Late last year, as part of our annual staff retreat, I brought my entire staff—District, Capitol and Budget Committee—to Project Open Hand’s Polk Street headquarters. On our tour, we checked out their indoor greenhouse and learned about their on-site grocery pickup and nutrition counseling programs. We then rolled up our sleeves and packed hundreds of meals that went out to clients. It was truly inspiring to see just how much they do and how many people they can serve, working with limited resources.
In early 2017, the results of their “Food = Medicine” nutrition study, done in collaboration with UC San Francisco, were released and were unequivocally clear that this program works. As the Chair of the Assembly Budget Committee, I took notice and included $6 million in our state’s budget for a three-year pilot program to provide medically tailored meals to Medi-Cal patients suffering from congestive heart failure, cancer, diabetes, chronic obstructive pulmonary disease (COPD) and kidney disease. Each program participant receives three meals a day for a period of three to six months.
After the pilot program in San Francisco, Alameda, Los Angeles, Marin, San Diego, San Mateo, Santa Clara and Sonoma Counties is complete, the state’s Department of Health Care Services will gauge its efficacy through data gleaned from Medi-Cal. They will be looking at possible reductions in hospital readmissions, emergency room visits and admissions to long-term care facilities. By January of 2021, I, along with my colleagues in the Legislature, will receive a report detailing the results of the program. We can then have the discussion as to whether or not future budgets will include funding for such programs.

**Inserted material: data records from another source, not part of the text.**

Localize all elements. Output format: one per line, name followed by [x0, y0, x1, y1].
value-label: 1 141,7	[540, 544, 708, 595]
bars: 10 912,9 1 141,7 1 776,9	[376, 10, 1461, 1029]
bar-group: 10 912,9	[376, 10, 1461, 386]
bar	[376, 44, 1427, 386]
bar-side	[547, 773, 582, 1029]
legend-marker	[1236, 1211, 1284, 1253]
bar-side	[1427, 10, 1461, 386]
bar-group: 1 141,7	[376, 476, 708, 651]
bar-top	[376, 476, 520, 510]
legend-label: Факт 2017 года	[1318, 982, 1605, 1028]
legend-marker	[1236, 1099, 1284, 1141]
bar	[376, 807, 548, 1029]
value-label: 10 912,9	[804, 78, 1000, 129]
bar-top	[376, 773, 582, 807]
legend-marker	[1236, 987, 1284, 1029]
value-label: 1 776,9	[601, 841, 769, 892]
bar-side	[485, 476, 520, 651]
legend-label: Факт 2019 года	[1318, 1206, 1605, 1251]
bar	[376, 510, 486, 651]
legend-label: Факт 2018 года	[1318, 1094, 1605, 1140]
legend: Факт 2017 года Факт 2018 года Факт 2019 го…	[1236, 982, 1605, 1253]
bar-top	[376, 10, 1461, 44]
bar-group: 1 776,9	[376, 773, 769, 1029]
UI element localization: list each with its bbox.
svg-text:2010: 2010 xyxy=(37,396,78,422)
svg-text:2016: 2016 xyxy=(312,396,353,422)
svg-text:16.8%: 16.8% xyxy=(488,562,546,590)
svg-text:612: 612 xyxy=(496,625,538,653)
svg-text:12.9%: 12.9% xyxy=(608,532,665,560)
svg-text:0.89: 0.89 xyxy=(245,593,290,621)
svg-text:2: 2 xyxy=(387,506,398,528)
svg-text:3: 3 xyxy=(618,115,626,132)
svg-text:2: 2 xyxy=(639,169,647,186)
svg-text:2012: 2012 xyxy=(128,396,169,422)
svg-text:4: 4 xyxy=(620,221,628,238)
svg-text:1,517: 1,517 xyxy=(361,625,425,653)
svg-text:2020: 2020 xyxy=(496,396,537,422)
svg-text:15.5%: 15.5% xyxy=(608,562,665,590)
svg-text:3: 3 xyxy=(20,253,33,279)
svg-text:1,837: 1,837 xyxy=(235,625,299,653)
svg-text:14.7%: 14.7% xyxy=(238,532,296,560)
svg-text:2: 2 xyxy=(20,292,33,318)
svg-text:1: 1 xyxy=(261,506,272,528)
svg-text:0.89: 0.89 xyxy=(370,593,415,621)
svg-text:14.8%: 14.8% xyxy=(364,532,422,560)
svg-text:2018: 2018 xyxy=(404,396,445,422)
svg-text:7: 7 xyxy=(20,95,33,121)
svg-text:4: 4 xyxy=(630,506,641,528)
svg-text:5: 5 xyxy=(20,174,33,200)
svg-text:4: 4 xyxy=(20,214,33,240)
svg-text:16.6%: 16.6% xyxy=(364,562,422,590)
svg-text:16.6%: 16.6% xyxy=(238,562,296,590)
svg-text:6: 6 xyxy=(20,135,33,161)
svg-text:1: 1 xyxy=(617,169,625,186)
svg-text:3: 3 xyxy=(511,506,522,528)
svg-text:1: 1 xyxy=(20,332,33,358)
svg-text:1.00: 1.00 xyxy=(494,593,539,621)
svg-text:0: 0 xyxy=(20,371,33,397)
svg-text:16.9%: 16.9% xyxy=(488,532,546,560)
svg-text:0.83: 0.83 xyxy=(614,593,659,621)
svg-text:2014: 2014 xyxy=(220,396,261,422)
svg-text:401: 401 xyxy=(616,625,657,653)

For those of us who may not be dealing with chronic health conditions, healthy eating is still essential. That is why I have advocated for increased access to fresh fruits and vegetables for all, including at farmers’ markets. Not only do these markets sell fresh, California-grown produce from small producers, but they also act as activity hubs for the neighborhood, bringing neighbors together.
Previous legislation that I authored and passed in 2015, Assembly Bill (AB) 1321, scales up the Market Match program throughout the state. Established in 2009, Market Match offers additional incentives for consumers to purchase fresh California-grown fruits, nuts and vegetables by matching the value of nutrition benefits like CalFresh and WIC. Through these programs, your state government is making our population healthier and lowering health care costs.
Phil Ting represents the 19th Assembly District, which includes the Westside of San Francisco along with the communities of Broadmoor, Colma and Daly City.